Monophony was thus a choice, not a necessity. It reflects not the primitive origins of music (as the chant’s status as the oldest surviving repertory might all too easily suggest) but the actual rejection of earlier practices, both Judaic and pagan, that were far more elaborate and presumably polyphonic. (I, 10)


  1. Nice Title. These errors in thinking don’t just plague the students of undergraduate music history surveys. The Whiggish fallacy (or present-centered fallacy, or whatever you would like to call it) continually threatens to seep into the professional historian’s thinking, research, and writing, and it often does.

    I think this very issue is one of the reasons Taruskin’s grand opening to this titanic history is decidedly anti-climactic. The invention of notation during the reign of the Frankish kingdom makes the entire history possible. Indeed, literate music is the glue that holds the entire work together: “For it is the basic claim of this multivolumed narrative—its number-one postulate—that the literate tradition of Western music is coherent at least insofar as it has a completed shape” (I, xv). And yet, he takes pains to minimize the contemporary import of the invention. It is important to historians, but was not front page news at the time.

    But the anti-climax is I think Taruskin’s way of fighting our urge to move from left to right in a straight line through time.

  2. That is one aspect of the OHWM that really impresses me so far – Taruskin is really providing the more nuanced, conscientious picture of history. (This is also the most contemporary way of looking at historiography.) It’ll be interesting to see how he handles it when actual composers enter the picture.

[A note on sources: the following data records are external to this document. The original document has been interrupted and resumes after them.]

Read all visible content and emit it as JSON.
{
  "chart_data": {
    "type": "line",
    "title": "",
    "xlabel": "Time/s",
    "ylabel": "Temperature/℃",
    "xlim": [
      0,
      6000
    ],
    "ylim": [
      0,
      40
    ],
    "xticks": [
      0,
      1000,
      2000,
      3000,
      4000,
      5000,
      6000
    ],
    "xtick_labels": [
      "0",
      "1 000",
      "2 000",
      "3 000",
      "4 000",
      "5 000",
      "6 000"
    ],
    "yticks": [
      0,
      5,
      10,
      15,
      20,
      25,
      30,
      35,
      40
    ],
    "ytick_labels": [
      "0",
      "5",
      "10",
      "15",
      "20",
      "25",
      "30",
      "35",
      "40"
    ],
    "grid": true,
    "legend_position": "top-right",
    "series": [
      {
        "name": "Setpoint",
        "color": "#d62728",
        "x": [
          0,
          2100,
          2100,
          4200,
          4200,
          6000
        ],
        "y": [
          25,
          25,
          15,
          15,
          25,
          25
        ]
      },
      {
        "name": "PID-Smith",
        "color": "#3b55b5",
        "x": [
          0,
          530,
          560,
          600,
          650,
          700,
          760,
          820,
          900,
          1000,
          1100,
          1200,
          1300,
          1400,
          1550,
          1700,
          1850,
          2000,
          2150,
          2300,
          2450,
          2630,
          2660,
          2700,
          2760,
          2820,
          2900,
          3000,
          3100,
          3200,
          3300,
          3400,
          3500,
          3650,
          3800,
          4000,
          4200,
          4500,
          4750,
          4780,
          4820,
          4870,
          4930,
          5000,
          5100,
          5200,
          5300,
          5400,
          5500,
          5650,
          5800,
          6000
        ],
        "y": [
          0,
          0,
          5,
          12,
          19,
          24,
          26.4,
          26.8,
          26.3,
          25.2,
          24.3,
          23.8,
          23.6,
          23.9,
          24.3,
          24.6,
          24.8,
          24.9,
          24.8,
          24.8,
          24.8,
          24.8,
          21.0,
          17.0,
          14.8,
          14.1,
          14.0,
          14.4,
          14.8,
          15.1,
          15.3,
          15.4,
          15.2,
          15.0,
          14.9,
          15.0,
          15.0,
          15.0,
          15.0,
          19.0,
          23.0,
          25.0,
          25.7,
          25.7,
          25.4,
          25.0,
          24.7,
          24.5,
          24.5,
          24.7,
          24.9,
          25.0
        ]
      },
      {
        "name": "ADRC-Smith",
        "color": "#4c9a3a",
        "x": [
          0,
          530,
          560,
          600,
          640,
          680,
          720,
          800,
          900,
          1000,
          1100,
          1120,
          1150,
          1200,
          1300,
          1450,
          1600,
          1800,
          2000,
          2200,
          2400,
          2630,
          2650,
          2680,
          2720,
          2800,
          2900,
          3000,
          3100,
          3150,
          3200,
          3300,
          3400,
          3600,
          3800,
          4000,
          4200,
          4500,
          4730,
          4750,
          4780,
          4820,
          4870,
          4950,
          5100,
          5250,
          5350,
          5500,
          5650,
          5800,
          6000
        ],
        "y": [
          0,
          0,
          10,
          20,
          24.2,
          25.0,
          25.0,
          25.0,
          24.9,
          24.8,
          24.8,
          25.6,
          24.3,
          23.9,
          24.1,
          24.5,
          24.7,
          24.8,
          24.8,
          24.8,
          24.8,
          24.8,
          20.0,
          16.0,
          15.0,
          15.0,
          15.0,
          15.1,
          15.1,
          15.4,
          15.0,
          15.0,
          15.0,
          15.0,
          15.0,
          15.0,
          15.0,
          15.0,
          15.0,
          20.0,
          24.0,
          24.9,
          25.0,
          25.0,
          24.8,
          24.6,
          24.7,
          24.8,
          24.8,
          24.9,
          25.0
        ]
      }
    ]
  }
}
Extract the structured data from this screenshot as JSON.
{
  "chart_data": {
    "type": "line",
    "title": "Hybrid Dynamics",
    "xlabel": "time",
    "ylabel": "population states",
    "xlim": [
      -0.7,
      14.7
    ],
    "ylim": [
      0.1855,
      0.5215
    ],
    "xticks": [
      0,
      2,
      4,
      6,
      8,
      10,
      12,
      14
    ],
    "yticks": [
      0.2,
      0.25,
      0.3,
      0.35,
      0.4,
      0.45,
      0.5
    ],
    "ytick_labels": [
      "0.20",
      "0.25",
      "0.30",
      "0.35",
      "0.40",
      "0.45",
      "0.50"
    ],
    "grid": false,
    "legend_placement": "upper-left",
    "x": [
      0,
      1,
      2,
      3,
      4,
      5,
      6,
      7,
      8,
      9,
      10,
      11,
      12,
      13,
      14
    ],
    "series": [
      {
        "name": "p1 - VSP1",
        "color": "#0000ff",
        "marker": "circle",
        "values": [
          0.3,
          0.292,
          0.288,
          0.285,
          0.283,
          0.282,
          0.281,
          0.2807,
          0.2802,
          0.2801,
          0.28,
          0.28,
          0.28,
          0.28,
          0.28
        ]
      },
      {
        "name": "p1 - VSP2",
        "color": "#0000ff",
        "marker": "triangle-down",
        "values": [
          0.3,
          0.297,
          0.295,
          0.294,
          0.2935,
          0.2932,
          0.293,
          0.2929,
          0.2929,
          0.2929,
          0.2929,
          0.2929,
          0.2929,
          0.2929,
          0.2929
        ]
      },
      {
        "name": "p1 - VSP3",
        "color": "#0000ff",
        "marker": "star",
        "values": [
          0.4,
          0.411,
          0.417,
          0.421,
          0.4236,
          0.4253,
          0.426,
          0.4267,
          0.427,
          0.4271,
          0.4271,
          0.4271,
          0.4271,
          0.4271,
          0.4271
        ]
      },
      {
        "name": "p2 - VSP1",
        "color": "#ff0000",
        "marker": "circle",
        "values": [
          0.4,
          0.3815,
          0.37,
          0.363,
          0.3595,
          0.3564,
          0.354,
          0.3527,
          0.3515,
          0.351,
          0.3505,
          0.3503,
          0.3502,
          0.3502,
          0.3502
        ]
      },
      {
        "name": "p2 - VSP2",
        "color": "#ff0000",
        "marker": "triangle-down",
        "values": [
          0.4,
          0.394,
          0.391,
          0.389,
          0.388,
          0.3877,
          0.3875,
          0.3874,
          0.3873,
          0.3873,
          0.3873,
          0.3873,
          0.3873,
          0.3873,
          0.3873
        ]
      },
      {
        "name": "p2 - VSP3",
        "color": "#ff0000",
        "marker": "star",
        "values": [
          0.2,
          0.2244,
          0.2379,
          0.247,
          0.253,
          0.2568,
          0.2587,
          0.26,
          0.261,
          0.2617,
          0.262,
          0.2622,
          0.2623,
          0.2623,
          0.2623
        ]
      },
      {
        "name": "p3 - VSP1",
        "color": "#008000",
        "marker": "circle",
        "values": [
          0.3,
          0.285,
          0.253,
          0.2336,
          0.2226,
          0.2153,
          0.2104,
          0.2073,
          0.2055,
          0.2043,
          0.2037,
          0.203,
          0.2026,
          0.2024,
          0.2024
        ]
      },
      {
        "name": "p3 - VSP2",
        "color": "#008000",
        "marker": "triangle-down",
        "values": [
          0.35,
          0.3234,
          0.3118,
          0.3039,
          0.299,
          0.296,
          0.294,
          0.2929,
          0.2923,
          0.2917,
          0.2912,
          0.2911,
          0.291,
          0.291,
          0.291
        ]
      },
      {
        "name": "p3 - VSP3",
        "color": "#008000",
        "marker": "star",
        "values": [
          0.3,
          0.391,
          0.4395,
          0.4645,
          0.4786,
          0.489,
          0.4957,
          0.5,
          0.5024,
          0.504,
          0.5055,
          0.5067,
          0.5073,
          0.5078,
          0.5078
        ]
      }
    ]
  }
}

  3. Glad you brought this up (particularly the exact Taruskin quote you cited). It should also be noted that complexity is a distinctly Western aesthetic value (other cultures such as the Japanese—or for that matter the early Christian monks that eschewed polyphony when creating their chants—highly value simplicity of gesture). It is thus no particular surprise that a Western history of a Western aesthetic area (music) would tend to view increasing complexity as evolutionary progress, but it is a cultural bias that we will definitely wish to be aware of and acknowledge (whether or not we decide to avoid it when crafting our histories—keeping in mind that for certain periods of the history of Western music, the aesthetic valuation of increasing complexity may have had a distinct influence on the creation of new music during that period).